Oh, wow, silly me. WHY DIDN'T WE BAN THIS. Thank you for the correction, I've made a note of it in my incorrect post above.

Doug

4 Likes

It has long felt a little weird to me that you could write a macro which had different behavior based on whether an argument was provided as a trailing closure or not. We may be too far down this road already, but it feels to me like it would be great if there were certain things in Swift that I could depend on being equivalent, and that macros wouldn’t break this mental model. I guess we could say that writing a macro that has subtly different behavior based on something like whether or not a closure is trailing is a bad macro, but I’d prefer if this was just impossible. That way we reduce mental overhead of parsing the syntax, which will likely increase as macros are used more broadly.
I think for this to work we would need a pre-macro “canonicalization” step that presents a simplified interface to the macro and ensures the macro can’t have different behavior based on things that shouldn’t cause different behavior.

1 Like

It was required for ObjC compat, but also we repeat the empty label all the time (and it’s nice to not make that a special case).

9 Likes

We had a similar discussion about trivia---should we normalize whitespace and comments, because it would be a bad macro that depended on it? We eventually decided not to do any normalization, allowing macros to look at the precise source text and make their own decisions. I think that logic holds here as well.

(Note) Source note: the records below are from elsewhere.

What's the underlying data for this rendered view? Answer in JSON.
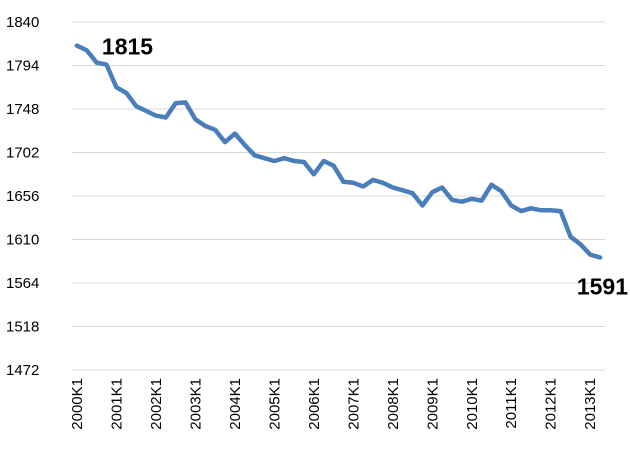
{
  "chart_data": {
    "type": "line",
    "categories": [
      "2000K1",
      null,
      null,
      null,
      "2001K1",
      null,
      null,
      null,
      "2002K1",
      null,
      null,
      null,
      "2003K1",
      null,
      null,
      null,
      "2004K1",
      null,
      null,
      null,
      "2005K1",
      null,
      null,
      null,
      "2006K1",
      null,
      null,
      null,
      "2007K1",
      null,
      null,
      null,
      "2008K1",
      null,
      null,
      null,
      "2009K1",
      null,
      null,
      null,
      "2010K1",
      null,
      null,
      null,
      "2011K1",
      null,
      null,
      null,
      "2012K1",
      null,
      null,
      null,
      "2013K1",
      null
    ],
    "series": [
      {
        "color": "#4a7ebb",
        "values": [
          1815,
          1810,
          1797,
          1795,
          1771,
          1765,
          1751,
          1746,
          1741,
          1739,
          1754,
          1755,
          1737,
          1730,
          1726,
          1713,
          1722,
          1710,
          1699,
          1696,
          1693,
          1696,
          1693,
          1692,
          1679,
          1693,
          1688,
          1671,
          1670,
          1666,
          1673,
          1670,
          1665,
          1662,
          1659,
          1646,
          1660,
          1665,
          1652,
          1650,
          1653,
          1651,
          1668,
          1661,
          1646,
          1640,
          1643,
          1641,
          1641,
          1640,
          1613,
          1605,
          1594,
          1591
        ]
      }
    ],
    "ylim": [
      1472,
      1840
    ],
    "yticks": [
      1472,
      1518,
      1564,
      1610,
      1656,
      1702,
      1748,
      1794,
      1840
    ],
    "grid": true
  }
}
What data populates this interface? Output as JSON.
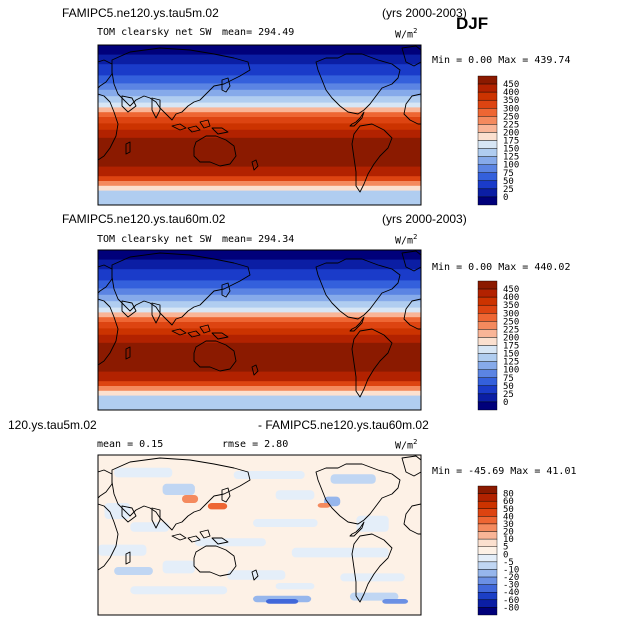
{
  "season": "DJF",
  "panels": [
    {
      "case_left": "FAMIPC5.ne120.ys.tau5m.02",
      "case_right": "(yrs 2000-2003)",
      "variable": "TOM clearsky net SW",
      "stat1": "mean= 294.49",
      "stat2": "",
      "units": "W/m",
      "units_sup": "2",
      "minmax": "Min =    0.00 Max = 439.74",
      "colorbar": {
        "levels": [
          "450",
          "400",
          "350",
          "300",
          "250",
          "225",
          "200",
          "175",
          "150",
          "125",
          "100",
          "75",
          "50",
          "25",
          "0"
        ],
        "colors": [
          "#8b1a00",
          "#b22200",
          "#cc3300",
          "#dd4411",
          "#ee6633",
          "#f48a5e",
          "#f9b597",
          "#fbe0cf",
          "#d7e6f5",
          "#b0cdf0",
          "#86aaea",
          "#5b84e3",
          "#3460dc",
          "#1a3bc9",
          "#0b1ea4",
          "#00007a"
        ]
      }
    },
    {
      "case_left": "FAMIPC5.ne120.ys.tau60m.02",
      "case_right": "(yrs 2000-2003)",
      "variable": "TOM clearsky net SW",
      "stat1": "mean= 294.34",
      "stat2": "",
      "units": "W/m",
      "units_sup": "2",
      "minmax": "Min =    0.00 Max = 440.02",
      "colorbar": {
        "levels": [
          "450",
          "400",
          "350",
          "300",
          "250",
          "225",
          "200",
          "175",
          "150",
          "125",
          "100",
          "75",
          "50",
          "25",
          "0"
        ],
        "colors": [
          "#8b1a00",
          "#b22200",
          "#cc3300",
          "#dd4411",
          "#ee6633",
          "#f48a5e",
          "#f9b597",
          "#fbe0cf",
          "#d7e6f5",
          "#b0cdf0",
          "#86aaea",
          "#5b84e3",
          "#3460dc",
          "#1a3bc9",
          "#0b1ea4",
          "#00007a"
        ]
      }
    },
    {
      "case_left": "120.ys.tau5m.02",
      "case_right": "- FAMIPC5.ne120.ys.tau60m.02",
      "variable": "",
      "stat1": "mean =    0.15",
      "stat2": "rmse =    2.80",
      "units": "W/m",
      "units_sup": "2",
      "minmax": "Min = -45.69 Max =  41.01",
      "colorbar": {
        "levels": [
          "80",
          "60",
          "50",
          "40",
          "30",
          "20",
          "10",
          "5",
          "0",
          "-5",
          "-10",
          "-20",
          "-30",
          "-40",
          "-60",
          "-80"
        ],
        "colors": [
          "#8b1a00",
          "#b22200",
          "#cc3300",
          "#dd4411",
          "#ee6633",
          "#f48a5e",
          "#f9b597",
          "#fbe0cf",
          "#fdf1e6",
          "#e4eef9",
          "#c0d6f3",
          "#96b6ec",
          "#6b90e4",
          "#4168da",
          "#1c3fc6",
          "#0b1ea4",
          "#00007a"
        ]
      }
    }
  ],
  "chart_data": [
    {
      "type": "heatmap",
      "title": "TOM clearsky net SW",
      "subtitle": "FAMIPC5.ne120.ys.tau5m.02 (yrs 2000-2003)",
      "season": "DJF",
      "units": "W/m2",
      "mean": 294.49,
      "min": 0.0,
      "max": 439.74,
      "contour_levels": [
        0,
        25,
        50,
        75,
        100,
        125,
        150,
        175,
        200,
        225,
        250,
        300,
        350,
        400,
        450
      ],
      "map": "global lat-lon, Pacific-centered",
      "latitudinal_bands_south_to_north": [
        {
          "lat_range": "90S-70S",
          "value_range": "150-175"
        },
        {
          "lat_range": "70S-60S",
          "value_range": "200-250"
        },
        {
          "lat_range": "60S-45S",
          "value_range": "300-400"
        },
        {
          "lat_range": "45S-10N",
          "value_range": ">400"
        },
        {
          "lat_range": "10N-25N",
          "value_range": "350-400"
        },
        {
          "lat_range": "25N-35N",
          "value_range": "250-300"
        },
        {
          "lat_range": "35N-45N",
          "value_range": "175-225"
        },
        {
          "lat_range": "45N-55N",
          "value_range": "100-150"
        },
        {
          "lat_range": "55N-90N",
          "value_range": "0-75"
        }
      ]
    },
    {
      "type": "heatmap",
      "title": "TOM clearsky net SW",
      "subtitle": "FAMIPC5.ne120.ys.tau60m.02 (yrs 2000-2003)",
      "season": "DJF",
      "units": "W/m2",
      "mean": 294.34,
      "min": 0.0,
      "max": 440.02,
      "contour_levels": [
        0,
        25,
        50,
        75,
        100,
        125,
        150,
        175,
        200,
        225,
        250,
        300,
        350,
        400,
        450
      ],
      "map": "global lat-lon, Pacific-centered",
      "latitudinal_bands_south_to_north": [
        {
          "lat_range": "90S-70S",
          "value_range": "150-175"
        },
        {
          "lat_range": "70S-60S",
          "value_range": "200-250"
        },
        {
          "lat_range": "60S-45S",
          "value_range": "300-400"
        },
        {
          "lat_range": "45S-10N",
          "value_range": ">400"
        },
        {
          "lat_range": "10N-25N",
          "value_range": "350-400"
        },
        {
          "lat_range": "25N-35N",
          "value_range": "250-300"
        },
        {
          "lat_range": "35N-45N",
          "value_range": "175-225"
        },
        {
          "lat_range": "45N-55N",
          "value_range": "100-150"
        },
        {
          "lat_range": "55N-90N",
          "value_range": "0-75"
        }
      ]
    },
    {
      "type": "heatmap",
      "title": "120.ys.tau5m.02 - FAMIPC5.ne120.ys.tau60m.02",
      "season": "DJF",
      "units": "W/m2",
      "mean": 0.15,
      "rmse": 2.8,
      "min": -45.69,
      "max": 41.01,
      "contour_levels": [
        -80,
        -60,
        -40,
        -30,
        -20,
        -10,
        -5,
        0,
        5,
        10,
        20,
        30,
        40,
        50,
        60,
        80
      ],
      "map": "global lat-lon, Pacific-centered",
      "pattern": "mostly 0 to 5 with scattered -5 to -10 patches; strongest negative near 60S Atlantic, small positive spots over Asia and North Atlantic"
    }
  ]
}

What do you think about the idea of supplying the "semantic" macro argument list to the macro implementation that's been discussed here? Macros could rely on that if they want a more semantic view, and don't care quite so much about the explicit syntax written by the user.

Doug

1 Like

While I didn't follow the trivia discussion, and it still feels like a bad complexity/capability tradeoff to make it possible for macros to do whatever they want, something like a semantic view makes sense to me.

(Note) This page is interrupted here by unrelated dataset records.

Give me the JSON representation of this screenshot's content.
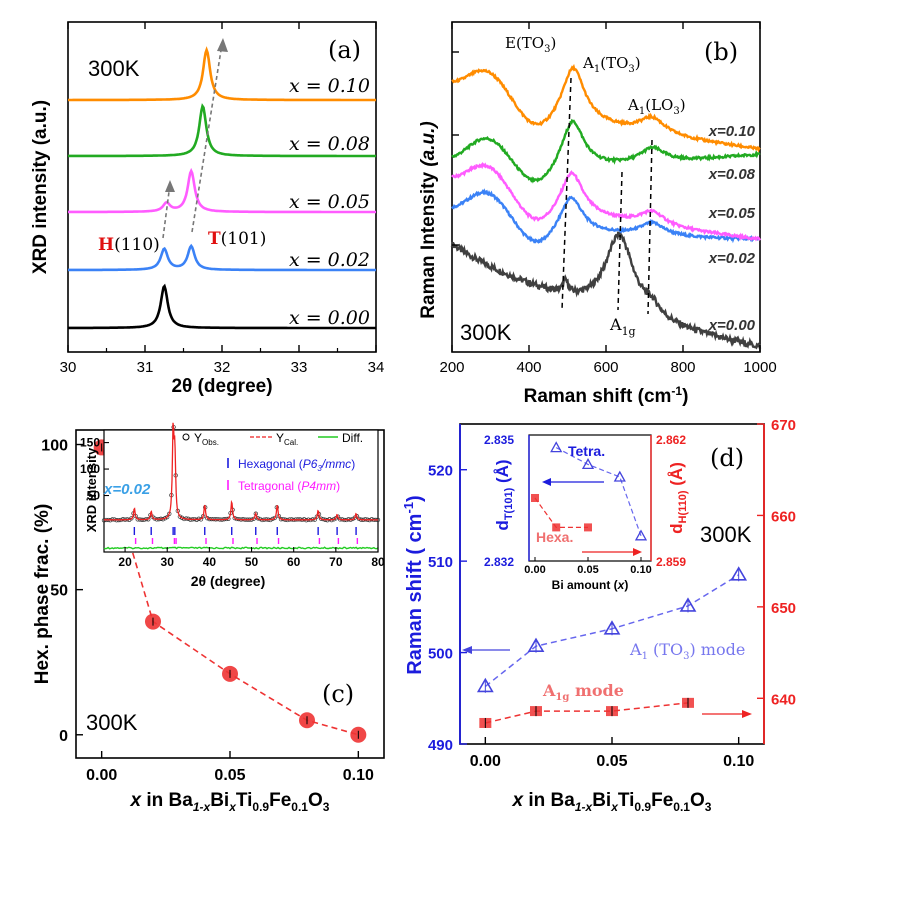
{
  "chart_data": [
    {
      "panel": "(a)",
      "type": "line",
      "temperature": "300K",
      "xlabel": "2θ (degree)",
      "ylabel": "XRD intensity (a.u.)",
      "xlim": [
        30,
        34
      ],
      "xticks": [
        "30",
        "31",
        "32",
        "33",
        "34"
      ],
      "peak_labels": [
        {
          "letter": "H",
          "hkl": "(110)"
        },
        {
          "letter": "T",
          "hkl": "(101)"
        }
      ],
      "series": [
        {
          "name": "x = 0.00",
          "color": "#000000",
          "peaks": [
            {
              "x": 31.25,
              "h": 1.0
            }
          ]
        },
        {
          "name": "x = 0.02",
          "color": "#3b82f6",
          "peaks": [
            {
              "x": 31.25,
              "h": 0.55
            },
            {
              "x": 31.6,
              "h": 0.62
            }
          ]
        },
        {
          "name": "x = 0.05",
          "color": "#ff5cff",
          "peaks": [
            {
              "x": 31.28,
              "h": 0.18
            },
            {
              "x": 31.6,
              "h": 0.85
            }
          ]
        },
        {
          "name": "x = 0.08",
          "color": "#22aa22",
          "peaks": [
            {
              "x": 31.75,
              "h": 1.0
            }
          ]
        },
        {
          "name": "x = 0.10",
          "color": "#ff8c00",
          "peaks": [
            {
              "x": 31.8,
              "h": 1.0
            }
          ]
        }
      ]
    },
    {
      "panel": "(b)",
      "type": "line",
      "temperature": "300K",
      "xlabel": "Raman shift (cm-1)",
      "ylabel": "Raman Intensity (a.u.)",
      "xlim": [
        200,
        1000
      ],
      "xticks": [
        "200",
        "400",
        "600",
        "800",
        "1000"
      ],
      "mode_labels": [
        "E(TO3)",
        "A1(TO3)",
        "A1(LO3)",
        "A1g"
      ],
      "series": [
        {
          "name": "x=0.00",
          "color": "#404040"
        },
        {
          "name": "x=0.02",
          "color": "#3b82f6"
        },
        {
          "name": "x=0.05",
          "color": "#ff5cff"
        },
        {
          "name": "x=0.08",
          "color": "#22aa22"
        },
        {
          "name": "x=0.10",
          "color": "#ff8c00"
        }
      ]
    },
    {
      "panel": "(c)",
      "type": "scatter",
      "temperature": "300K",
      "xlabel_parts": [
        "x",
        " in Ba",
        "1-x",
        "Bi",
        "x",
        "Ti",
        "0.9",
        "Fe",
        "0.1",
        "O",
        "3"
      ],
      "ylabel": "Hex. phase frac. (%)",
      "xlim": [
        -0.01,
        0.11
      ],
      "ylim": [
        -8,
        105
      ],
      "xticks": [
        "0.00",
        "0.05",
        "0.10"
      ],
      "yticks": [
        "0",
        "50",
        "100"
      ],
      "x": [
        0.0,
        0.02,
        0.05,
        0.08,
        0.1
      ],
      "y": [
        99,
        39,
        21,
        5,
        0
      ],
      "color": "#ee3333",
      "inset": {
        "sample": "x=0.02",
        "xlabel": "2θ (degree)",
        "ylabel": "XRD intensity",
        "xlim": [
          15,
          80
        ],
        "xticks": [
          "20",
          "30",
          "40",
          "50",
          "60",
          "70",
          "80"
        ],
        "yticks": [
          "50",
          "100",
          "150"
        ],
        "legend": {
          "obs": "Y",
          "obs_sub": "Obs.",
          "cal": "Y",
          "cal_sub": "Cal.",
          "diff": "Diff."
        },
        "phases": [
          {
            "name": "Hexagonal",
            "group": "P6",
            "group_sub": "3",
            "group_rest": "/mmc",
            "color": "#1c1cdd"
          },
          {
            "name": "Tetragonal",
            "group": "P4mm",
            "color": "#ff1aff"
          }
        ],
        "peaks_x": [
          22.2,
          26.2,
          31.4,
          31.8,
          38.9,
          45.3,
          51.0,
          56.1,
          65.8,
          70.3,
          74.8
        ],
        "peaks_h": [
          22,
          16,
          160,
          120,
          28,
          35,
          12,
          28,
          18,
          10,
          12
        ]
      }
    },
    {
      "panel": "(d)",
      "type": "scatter",
      "temperature": "300K",
      "xlabel_parts": [
        "x",
        " in Ba",
        "1-x",
        "Bi",
        "x",
        "Ti",
        "0.9",
        "Fe",
        "0.1",
        "O",
        "3"
      ],
      "ylabel_left": "Raman shift ( cm-1)",
      "ylabel_right": "",
      "xlim": [
        -0.01,
        0.11
      ],
      "ylim_left": [
        490,
        525
      ],
      "ylim_right": [
        635,
        670
      ],
      "xticks": [
        "0.00",
        "0.05",
        "0.10"
      ],
      "yticks_left": [
        "490",
        "500",
        "510",
        "520"
      ],
      "yticks_right": [
        "640",
        "650",
        "660",
        "670"
      ],
      "series": [
        {
          "name": "A1 (TO3) mode",
          "axis": "left",
          "color": "#4444dd",
          "x": [
            0.0,
            0.02,
            0.05,
            0.08,
            0.1
          ],
          "y": [
            496.3,
            500.7,
            502.6,
            505.1,
            508.5
          ],
          "err": [
            0.7,
            0.7,
            0.7,
            0.7,
            0.7
          ]
        },
        {
          "name": "A1g mode",
          "axis": "right",
          "color": "#ee3333",
          "x": [
            0.0,
            0.02,
            0.05,
            0.08,
            0.1
          ],
          "y": [
            637.3,
            638.6,
            638.6,
            639.5,
            null
          ],
          "err": [
            0.4,
            0.4,
            0.4,
            0.4,
            0
          ]
        }
      ],
      "inset": {
        "xlabel": "Bi amount (x)",
        "xticks": [
          "0.00",
          "0.05",
          "0.10"
        ],
        "left_axis": {
          "label": "dT(101) (Å)",
          "ylim": [
            2.832,
            2.835
          ],
          "yticks": [
            "2.835",
            "2.832"
          ]
        },
        "right_axis": {
          "label": "dH(110) (Å)",
          "ylim": [
            2.859,
            2.862
          ],
          "yticks": [
            "2.862",
            "2.859"
          ]
        },
        "tetra": {
          "name": "Tetra.",
          "x": [
            0.02,
            0.05,
            0.08,
            0.1
          ],
          "y": [
            2.8347,
            2.8343,
            2.834,
            2.8326
          ],
          "color": "#4444dd"
        },
        "hexa": {
          "name": "Hexa.",
          "x": [
            0.0,
            0.02,
            0.05
          ],
          "y": [
            2.8605,
            2.8598,
            2.8598
          ],
          "color": "#ee3333"
        }
      }
    }
  ]
}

How difficult would it be to have the ability to declare that your macro only utilizes the semantic view? This way you can at least see quickly if a macro can do something weird.

1 Like

What features or scenarios would be made more difficult by only supplying the semantic view?

My first idea was to also pass the syntax of the macro declaration

@freestanding(expression) 
macro m2(body: () -> Void, count: Int = 1) 

to the macro implementation, similar to how the macro invocation syntax is passed.

I have the feeling that this could make other things simpler, too, but I am not sure what exactly you mean by "semantic argument list". How would this look like in practice?